How to Write a Winning Academic Book Proposal
In the world of book publishing, it is difficult enough for known authors to get their books published, but even harder for researchers. After all, a dissertation comprises research, methods, results, and conclusions presented to a group of academicians who ultimately decide the fate of a Ph.D. candidate.
No Easy Task
Researchers would like to believe that their research is fascinating and would surely contribute to the betterment of society. They spend years conducting their research, so why would anyone else want to read their dissertation? The answer to this question is how to persuade publishers to work with you.
Dissertations vs Books
Let’s be honest. A dissertation is in no way a “book.” It is written using original research to convey how much one knows about his or her discipline. Turning that information into an interesting book is very difficult and here’s why:
The formats differ. They are written for different audiences with different objectives.
Sharmila Sen, executive editor at Harvard University Press, tells us that dissertations involve close consultations with review committee members. After a long process of research, writing, checking data, and analyzing results, the author presents the dissertation to the review committee. The committee does not actively participate in the presentation, but only observes and comments. In contrast, a good book involves the reader; therefore, the writer must recognize and develop his or her connection with this new audience.
Writing styles differ. Dissertations are full of details and analyses. Books must be presented in an entirely different way.
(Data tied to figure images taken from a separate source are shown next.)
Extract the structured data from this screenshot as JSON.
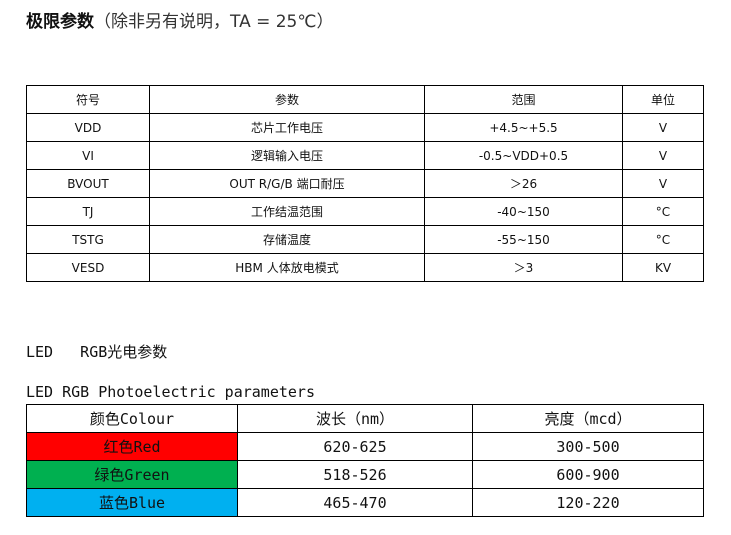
{
  "title": {
    "bold": "极限参数",
    "rest": "（除非另有说明，TA = 25℃）"
  },
  "limits_table": {
    "headers": [
      "符号",
      "参数",
      "范围",
      "单位"
    ],
    "rows": [
      [
        "VDD",
        "芯片工作电压",
        "+4.5~+5.5",
        "V"
      ],
      [
        "VI",
        "逻辑输入电压",
        "-0.5~VDD+0.5",
        "V"
      ],
      [
        "BVOUT",
        "OUT R/G/B 端口耐压",
        "＞26",
        "V"
      ],
      [
        "TJ",
        "工作结温范围",
        "-40~150",
        "°C"
      ],
      [
        "TSTG",
        "存储温度",
        "-55~150",
        "°C"
      ],
      [
        "VESD",
        "HBM 人体放电模式",
        "＞3",
        "KV"
      ]
    ]
  },
  "section_heading": "LED   RGB光电参数",
  "section_subheading": "LED RGB Photoelectric parameters",
  "led_table": {
    "headers": [
      "颜色Colour",
      "波长（nm）",
      "亮度（mcd）"
    ],
    "rows": [
      {
        "color": "红色Red",
        "bg": "#ff0000",
        "wavelength": "620-625",
        "brightness": "300-500"
      },
      {
        "color": "绿色Green",
        "bg": "#00b050",
        "wavelength": "518-526",
        "brightness": "600-900"
      },
      {
        "color": "蓝色Blue",
        "bg": "#00b0f0",
        "wavelength": "465-470",
        "brightness": "120-220"
      }
    ]
  }
}
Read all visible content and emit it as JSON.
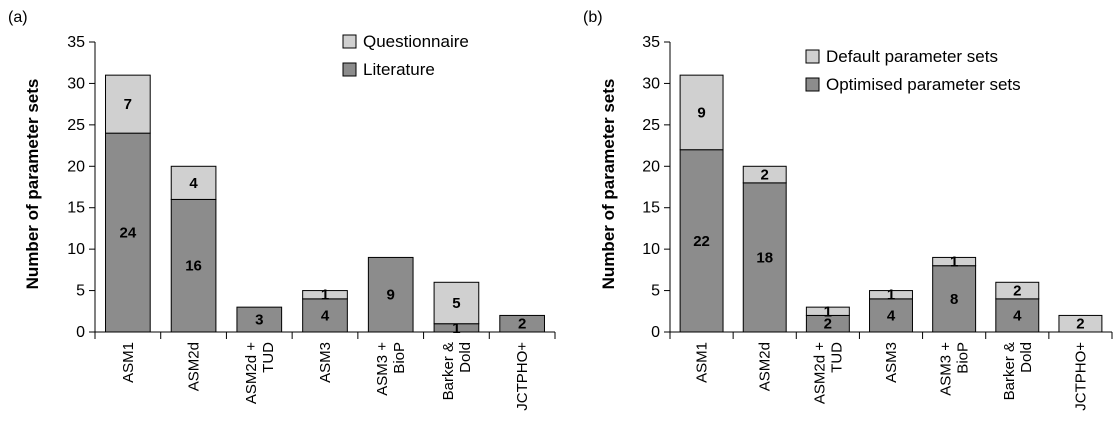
{
  "chart_data": [
    {
      "type": "bar",
      "stacked": true,
      "panel_label": "(a)",
      "ylabel": "Number of parameter sets",
      "ylim": [
        0,
        35
      ],
      "yticks": [
        0,
        5,
        10,
        15,
        20,
        25,
        30,
        35
      ],
      "categories": [
        [
          "ASM1"
        ],
        [
          "ASM2d"
        ],
        [
          "ASM2d +",
          "TUD"
        ],
        [
          "ASM3"
        ],
        [
          "ASM3 +",
          "BioP"
        ],
        [
          "Barker &",
          "Dold"
        ],
        [
          "JCTPHO+"
        ]
      ],
      "legend_position": "top-right",
      "series": [
        {
          "name": "Literature",
          "color": "#8c8c8c",
          "values": [
            24,
            16,
            3,
            4,
            9,
            1,
            2
          ]
        },
        {
          "name": "Questionnaire",
          "color": "#d0d0d0",
          "values": [
            7,
            4,
            0,
            1,
            0,
            5,
            0
          ]
        }
      ],
      "legend_order": [
        "Questionnaire",
        "Literature"
      ]
    },
    {
      "type": "bar",
      "stacked": true,
      "panel_label": "(b)",
      "ylabel": "Number of parameter sets",
      "ylim": [
        0,
        35
      ],
      "yticks": [
        0,
        5,
        10,
        15,
        20,
        25,
        30,
        35
      ],
      "categories": [
        [
          "ASM1"
        ],
        [
          "ASM2d"
        ],
        [
          "ASM2d +",
          "TUD"
        ],
        [
          "ASM3"
        ],
        [
          "ASM3 +",
          "BioP"
        ],
        [
          "Barker &",
          "Dold"
        ],
        [
          "JCTPHO+"
        ]
      ],
      "legend_position": "top-right",
      "series": [
        {
          "name": "Optimised parameter sets",
          "color": "#8c8c8c",
          "values": [
            22,
            18,
            2,
            4,
            8,
            4,
            0
          ]
        },
        {
          "name": "Default parameter sets",
          "color": "#d0d0d0",
          "values": [
            9,
            2,
            1,
            1,
            1,
            2,
            2
          ]
        }
      ],
      "legend_order": [
        "Default parameter sets",
        "Optimised parameter sets"
      ]
    }
  ]
}
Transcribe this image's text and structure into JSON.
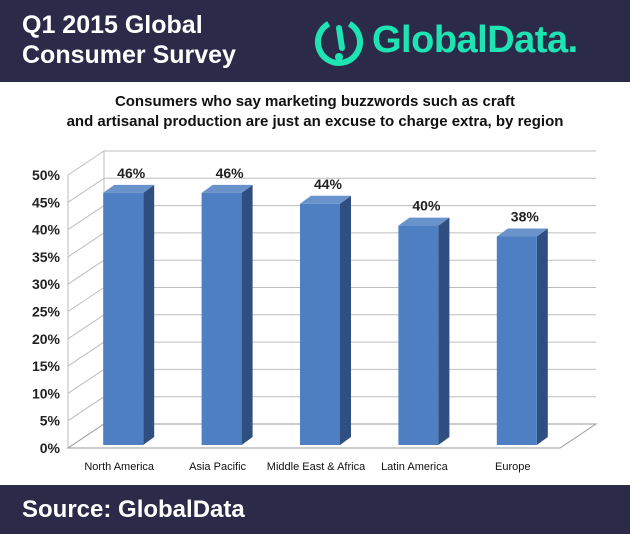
{
  "header": {
    "title_line1": "Q1 2015 Global",
    "title_line2": "Consumer Survey",
    "logo_text": "GlobalData.",
    "background_color": "#2b2a48",
    "logo_color": "#1ee3b3"
  },
  "subtitle_line1": "Consumers who say marketing buzzwords such as craft",
  "subtitle_line2": "and artisanal production are just an excuse to charge extra, by region",
  "footer": {
    "source": "Source: GlobalData"
  },
  "chart_data": {
    "type": "bar",
    "style": "3d",
    "categories": [
      "North America",
      "Asia Pacific",
      "Middle East & Africa",
      "Latin America",
      "Europe"
    ],
    "values": [
      46,
      46,
      44,
      40,
      38
    ],
    "value_labels": [
      "46%",
      "46%",
      "44%",
      "40%",
      "38%"
    ],
    "ylim": [
      0,
      50
    ],
    "yticks": [
      "0%",
      "5%",
      "10%",
      "15%",
      "20%",
      "25%",
      "30%",
      "35%",
      "40%",
      "45%",
      "50%"
    ],
    "grid": true,
    "bar_color": "#4e7fc2",
    "bar_side_color": "#2f4f80",
    "bar_top_color": "#6a93cc"
  }
}
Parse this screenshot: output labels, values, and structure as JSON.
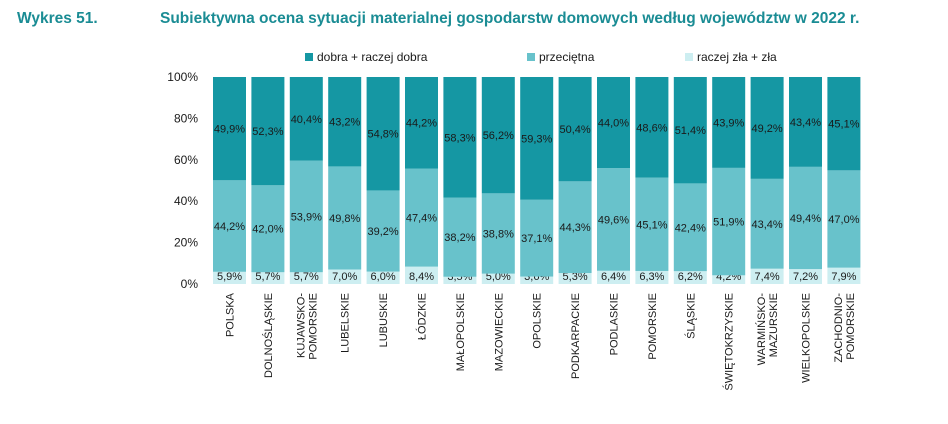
{
  "header": {
    "figure_number": "Wykres 51.",
    "title": "Subiektywna ocena sytuacji materialnej gospodarstw domowych według województw w 2022 r."
  },
  "colors": {
    "title": "#1a8c94",
    "series": [
      "#1597a3",
      "#68c2cb",
      "#cdeef1"
    ]
  },
  "chart_data": {
    "type": "bar",
    "stacked": true,
    "title": "Subiektywna ocena sytuacji materialnej gospodarstw domowych według województw w 2022 r.",
    "categories": [
      [
        "POLSKA"
      ],
      [
        "DOLNOŚLĄSKIE"
      ],
      [
        "KUJAWSKO-",
        "POMORSKIE"
      ],
      [
        "LUBELSKIE"
      ],
      [
        "LUBUSKIE"
      ],
      [
        "ŁÓDZKIE"
      ],
      [
        "MAŁOPOLSKIE"
      ],
      [
        "MAZOWIECKIE"
      ],
      [
        "OPOLSKIE"
      ],
      [
        "PODKARPACKIE"
      ],
      [
        "PODLASKIE"
      ],
      [
        "POMORSKIE"
      ],
      [
        "ŚLĄSKIE"
      ],
      [
        "ŚWIĘTOKRZYSKIE"
      ],
      [
        "WARMIŃSKO-",
        "MAZURSKIE"
      ],
      [
        "WIELKOPOLSKIE"
      ],
      [
        "ZACHODNIO-",
        "POMORSKIE"
      ]
    ],
    "series": [
      {
        "name": "raczej zła + zła",
        "values": [
          5.9,
          5.7,
          5.7,
          7.0,
          6.0,
          8.4,
          3.5,
          5.0,
          3.6,
          5.3,
          6.4,
          6.3,
          6.2,
          4.2,
          7.4,
          7.2,
          7.9
        ],
        "labels": [
          "5,9%",
          "5,7%",
          "5,7%",
          "7,0%",
          "6,0%",
          "8,4%",
          "3,5%",
          "5,0%",
          "3,6%",
          "5,3%",
          "6,4%",
          "6,3%",
          "6,2%",
          "4,2%",
          "7,4%",
          "7,2%",
          "7,9%"
        ]
      },
      {
        "name": "przeciętna",
        "values": [
          44.2,
          42.0,
          53.9,
          49.8,
          39.2,
          47.4,
          38.2,
          38.8,
          37.1,
          44.3,
          49.6,
          45.1,
          42.4,
          51.9,
          43.4,
          49.4,
          47.0
        ],
        "labels": [
          "44,2%",
          "42,0%",
          "53,9%",
          "49,8%",
          "39,2%",
          "47,4%",
          "38,2%",
          "38,8%",
          "37,1%",
          "44,3%",
          "49,6%",
          "45,1%",
          "42,4%",
          "51,9%",
          "43,4%",
          "49,4%",
          "47,0%"
        ]
      },
      {
        "name": "dobra + raczej dobra",
        "values": [
          49.9,
          52.3,
          40.4,
          43.2,
          54.8,
          44.2,
          58.3,
          56.2,
          59.3,
          50.4,
          44.0,
          48.6,
          51.4,
          43.9,
          49.2,
          43.4,
          45.1
        ],
        "labels": [
          "49,9%",
          "52,3%",
          "40,4%",
          "43,2%",
          "54,8%",
          "44,2%",
          "58,3%",
          "56,2%",
          "59,3%",
          "50,4%",
          "44,0%",
          "48,6%",
          "51,4%",
          "43,9%",
          "49,2%",
          "43,4%",
          "45,1%"
        ]
      }
    ],
    "legend": [
      "dobra + raczej dobra",
      "przeciętna",
      "raczej zła + zła"
    ],
    "legend_position": "top",
    "y_ticks": [
      "0%",
      "20%",
      "40%",
      "60%",
      "80%",
      "100%"
    ],
    "ylim": [
      0,
      100
    ],
    "grid": false
  }
}
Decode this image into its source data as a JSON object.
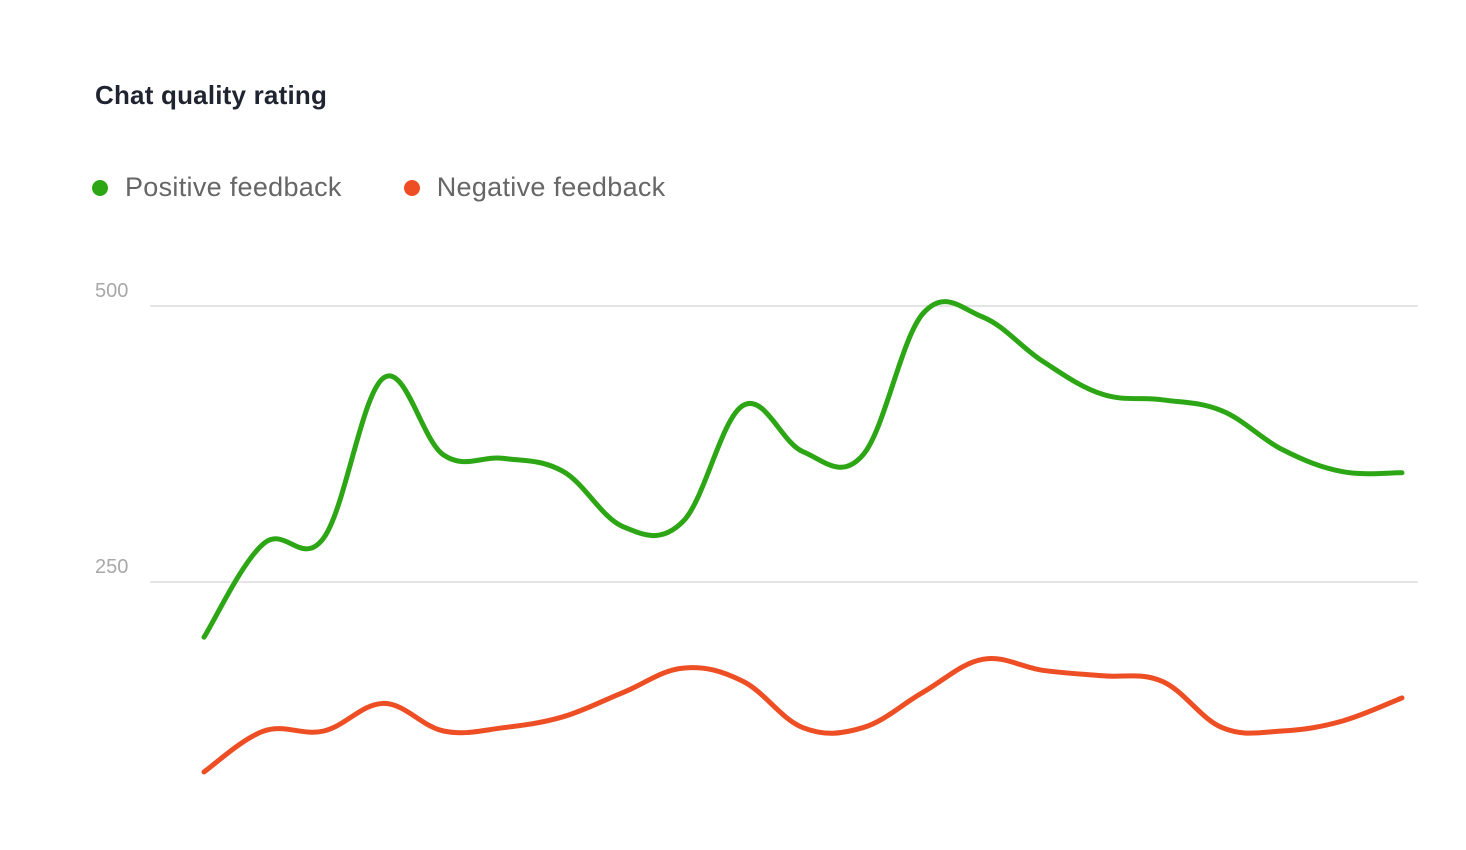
{
  "chart_data": {
    "type": "line",
    "title": "Chat quality rating",
    "xlabel": "",
    "ylabel": "",
    "ylim": [
      0,
      500
    ],
    "y_ticks": [
      "250",
      "500"
    ],
    "grid": true,
    "legend_position": "top-left",
    "x": [
      1,
      2,
      3,
      4,
      5,
      6,
      7,
      8,
      9,
      10,
      11,
      12,
      13,
      14,
      15,
      16,
      17,
      18,
      19,
      20,
      21
    ],
    "series": [
      {
        "name": "Positive feedback",
        "color": "#2ca614",
        "values": [
          200,
          285,
          290,
          435,
          365,
          362,
          350,
          300,
          305,
          410,
          368,
          365,
          493,
          490,
          450,
          420,
          415,
          405,
          370,
          350,
          349
        ]
      },
      {
        "name": "Negative feedback",
        "color": "#ee4e24",
        "values": [
          78,
          115,
          115,
          140,
          115,
          118,
          128,
          150,
          172,
          160,
          118,
          118,
          150,
          180,
          170,
          165,
          160,
          118,
          115,
          124,
          145
        ]
      }
    ]
  }
}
Your new audience won’t necessarily care about data; they care about context and your message. Use a different “voice” and writing style in your writing to help involve the reader. Karen Darling (University of Chicago Press) recommends reading as much as possible and paying attention to the styles of good stories. How did the author persuade the reader? How does he keep the reader’s interest? Write as much as possible for different media. The more you write, the better you become. An informal style can sometimes be more effective and persuasive than a formal style.
Blogging is a valuable way to continue writing and presenting information. People are more inclined to read a blog than a lengthy magazine article, so make it count. It might surprise you how your writing style and presentation changes over time.
Before you can write a good proposal, you must have a good book for material. Caleb A. Scharf, in his article in Scientific American, provides some insights from his publishing experience on what to do before writing your book.
- Consult with those who have published: Colleagues can offer helpful advice.
- Write with clarity: Don’t let the “scientist” in you cloud your ability to clearly present your information.
- Hire a reputable literary agent: Agents are knowledgeable about publishing and there to help.
- Find a good editor: Editors can be invaluable to you. They are impartial and can provide helpful information on how the developing book reads, its strengths, and its weaknesses.
- Meet deadlines: Know what you need to do and when you need to do it.
So, you’ve written some parts of the book and now must write a proposal to get a publisher’s attention. Here are some insights from top publishers.
Your proposal will discuss your subject qualifications and why they exceed others in the same field, so before you begin writing it, ask yourself the following:
- How enthusiastic am I? Will I continue with this project or move on to something more exciting?
- How does having a book published fit into my career?
- Do I have the resources and experience needed to complete my project?
- How does my book compare with those of my colleagues?
- Would I expand my writing skills (e.g., writing classes) to help ensure that my book is published?
What Publishers Want
Proposals are critical to getting your book published—probably the most important part of the entire process because it provides the first impression that a publisher has of you. Don’t take it lightly. Listen to your agent, editor, and colleagues about how to prepare a winning proposal. Peter Potter, editor-in-chief of Cornell University Press, states that many authors tend to present a proposal that is too long and detailed. His colleague, Dominic Boyer, agrees and reiterates that the biggest mistake is when a proposal merely mimics the dissertation. This is where the above points about blogging, reading, and writing can be very helpful.
Academic presses are much more in tune with academic researchers and their works, and it might be easier to get on board with them instead of pursuing a large publisher. Keep in mind that even academic publishers expect you to adhere to several basic elements of a book proposal (guidelines) as follows:
- Book description: One page; four paragraphs (an interesting anecdote, your argument, your contribution, a short outline).
- A descriptive table of contents: Title and a short summary of chapters.
- Characteristics of the final manuscript: Length, number of illustrations/tables.
- Audience: Who will read it? How will it be used?
- Competition: Other books in your field; how yours is different.
- Incomplete manuscript: Estimated date of completion and any resources needed (should be within six months).
- Reviewers: Name and contact information.
- Biographical statement: Your credentials and expertise; previously published works.
These tips are somewhat “generic” but noteworthy. Always check the proposal guidelines for your target publishers. University publishers, such as Harvard University Press and University of California Press, are great resources. Be sure to check out as many of these as possible before you begin to draft your proposal.